Why does Postgres maintain versions of its rows rather than changing the actual value on disk?

This is primarily done to support MVCC(multi-version concurrency control). MVCC primarily is an optimization technique to prevent excessive blocking when reading or writing a piece of data, i.e. multiple transactions can access the same data concurrently without locking the data. It allows Postgres to implement different levels of isolations when running transactions that are concurrently working on the same data. This implies that during the process of querying a database, every transaction is presented with a snapshot of data (referred to as a database version) from a specific moment in the past, irrespective of the current state of the underlying data. This safeguard ensures that the transaction does not encounter inconsistent data resulting from concurrent updates made by other transactions to the same data rows. Thus, it guarantees transaction isolation for each database session.

Witness Every Update Unfold as New Versions:

We can witness that every time we update a row, a new one is created. We can get the “CTID” field of a row, which denotes the physical location of the data, and we can check if it changes for every update.


CREATE TABLE NAMES(

id SERIAL PRIMARY KEY,

first_name text,

last_name text);

-- creating an example table called names

insert into names(first_name,last_name) values (‘hello’,’world’);

insert into names(first_name,last_name) values (‘hye’,’there’);

insert into names(first_name,last_name) values (‘sup’,’’);

-- inserting sample values to the names table

select ctid,* from names

This will create a table with three rows and display the ctid and data of all the rows we have inserted in the table

output of the select query to show ctid

This picture shows us the ctid of each row, the first number in ctid shows us the page number and the second number represents the tuple number. This represents the location where the disk stores the row.

If we update our row we will notice that the ctid of our row will change, which tells us that instead of updating the row on the disk where it is located, Postgres has created a new version of the row and has marked the other one as invalid.


update names set first_name=’good’,last_name=’morning’ where id = 3;

output which show ctid of row with id=3 has changes

If our table is not vacuumed, it will get bloated and slow down sequential table scans. It becomes extremely necessary to vacuum our database regularly to minimize disk space usage.

By default, Postgres SQL automatically vacuums the table when 20% of the rows plus 50 rows are inserted, updated, or deleted. This setting is good enough for smaller databases, but in the case of larger databases, it makes much more sense to tweak these settings.

Vacuum/ auto-vacuum will not return disk space to the O.S.(unless in case the most recent pages are made empty), but instead the database will become emptier, and future updates/inserts will use the recovered space.

If you want Postgres to return disk space to the O.S. you should use vacuum full, but it takes much longer and exclusively locks the table. This method also requires extra disk space, since it writes a new copy of the table and doesn’t release the old copy until the operation is complete. Usually, you should only use this method when you need to reclaim a significant amount of space from within the table.

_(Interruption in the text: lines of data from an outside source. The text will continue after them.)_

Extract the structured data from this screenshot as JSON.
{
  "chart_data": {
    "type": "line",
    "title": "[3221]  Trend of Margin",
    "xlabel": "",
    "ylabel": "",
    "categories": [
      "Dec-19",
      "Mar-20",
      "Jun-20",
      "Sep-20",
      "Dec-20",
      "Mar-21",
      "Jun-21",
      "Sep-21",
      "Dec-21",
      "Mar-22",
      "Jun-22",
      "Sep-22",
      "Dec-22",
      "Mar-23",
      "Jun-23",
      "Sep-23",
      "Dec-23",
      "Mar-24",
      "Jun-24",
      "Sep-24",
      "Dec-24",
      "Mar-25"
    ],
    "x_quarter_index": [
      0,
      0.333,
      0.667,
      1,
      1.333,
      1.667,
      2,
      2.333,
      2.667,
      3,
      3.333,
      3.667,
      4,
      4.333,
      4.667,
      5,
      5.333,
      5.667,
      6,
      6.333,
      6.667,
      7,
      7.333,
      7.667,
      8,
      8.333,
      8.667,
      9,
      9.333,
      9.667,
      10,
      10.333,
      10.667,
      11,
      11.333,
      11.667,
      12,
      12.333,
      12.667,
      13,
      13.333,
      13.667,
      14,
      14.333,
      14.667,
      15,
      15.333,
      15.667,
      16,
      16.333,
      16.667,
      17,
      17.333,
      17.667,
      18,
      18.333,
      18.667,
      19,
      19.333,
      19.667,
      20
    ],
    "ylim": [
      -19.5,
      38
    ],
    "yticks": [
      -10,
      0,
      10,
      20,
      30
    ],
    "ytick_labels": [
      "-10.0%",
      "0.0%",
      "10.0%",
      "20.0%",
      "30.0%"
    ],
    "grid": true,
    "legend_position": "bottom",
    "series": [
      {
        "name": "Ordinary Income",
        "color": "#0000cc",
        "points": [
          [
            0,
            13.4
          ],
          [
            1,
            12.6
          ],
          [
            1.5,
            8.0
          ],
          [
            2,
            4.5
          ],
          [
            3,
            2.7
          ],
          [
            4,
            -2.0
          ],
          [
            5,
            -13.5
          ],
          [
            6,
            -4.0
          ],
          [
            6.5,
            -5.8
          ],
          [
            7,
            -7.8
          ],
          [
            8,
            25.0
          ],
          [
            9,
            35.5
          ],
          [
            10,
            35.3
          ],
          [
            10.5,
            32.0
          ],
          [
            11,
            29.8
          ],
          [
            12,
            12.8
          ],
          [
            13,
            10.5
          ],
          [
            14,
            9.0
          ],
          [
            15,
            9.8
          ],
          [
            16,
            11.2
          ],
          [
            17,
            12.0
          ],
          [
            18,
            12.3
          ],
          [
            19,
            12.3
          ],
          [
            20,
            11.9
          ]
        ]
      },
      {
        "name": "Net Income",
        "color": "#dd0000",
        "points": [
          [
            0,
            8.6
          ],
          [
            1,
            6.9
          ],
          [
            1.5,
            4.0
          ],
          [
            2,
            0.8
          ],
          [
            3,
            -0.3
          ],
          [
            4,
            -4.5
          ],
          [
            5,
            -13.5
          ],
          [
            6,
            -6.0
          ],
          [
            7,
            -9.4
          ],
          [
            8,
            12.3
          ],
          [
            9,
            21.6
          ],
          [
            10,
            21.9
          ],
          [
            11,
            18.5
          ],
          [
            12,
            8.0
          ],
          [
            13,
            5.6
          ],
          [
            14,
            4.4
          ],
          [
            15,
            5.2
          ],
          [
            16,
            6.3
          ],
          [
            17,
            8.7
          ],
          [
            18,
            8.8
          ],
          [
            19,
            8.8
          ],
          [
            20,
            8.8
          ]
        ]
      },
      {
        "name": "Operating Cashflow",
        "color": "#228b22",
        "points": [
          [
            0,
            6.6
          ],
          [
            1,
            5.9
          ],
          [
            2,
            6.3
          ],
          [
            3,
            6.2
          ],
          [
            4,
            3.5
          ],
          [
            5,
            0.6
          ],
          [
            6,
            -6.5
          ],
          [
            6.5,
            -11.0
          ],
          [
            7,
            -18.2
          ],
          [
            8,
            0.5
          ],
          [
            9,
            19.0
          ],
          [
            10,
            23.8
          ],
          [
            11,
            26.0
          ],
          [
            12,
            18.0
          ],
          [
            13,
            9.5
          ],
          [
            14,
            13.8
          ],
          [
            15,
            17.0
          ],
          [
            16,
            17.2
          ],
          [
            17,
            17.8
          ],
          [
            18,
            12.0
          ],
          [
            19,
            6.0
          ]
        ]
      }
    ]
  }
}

This can cause significant downtime and is not recommended for high-workload systems.

Checking if the vacuum recovers the dead tuples and reuses them for future updates and inserts:

We are going to use our earlier names table. First, we will delete a row and add a new one, then we will check if it will reuse the ctid or not.


delete from names where id = 2;

insert into names(first_name,last_name) values (‘good’,’afternoon’);

output after deleting then inserting without vacuuming

As we can see we get a new ctid for the newly inserted row.

Now we will vacuum our table and again insert a new row into our table


vacuum;


insert into names(first_name,last_name) values (‘good’,’night’);

output for inserting a row after vacuuming the table

As we can see, Postgres has reused the same CTID (same disk location), and vacuuming was successful.

Best practices for vacuuming:

Auto vacuum can use significant resources in your database, so you should try to schedule it during periods of low traffic.
You should always fine-tune your auto vacuum settings.
Vacuuming is just one aspect of database maintenance. To keep your database running smoothly, it is essential to incorporate other maintenance tasks such as index maintenance, database backups, and routine system health checks.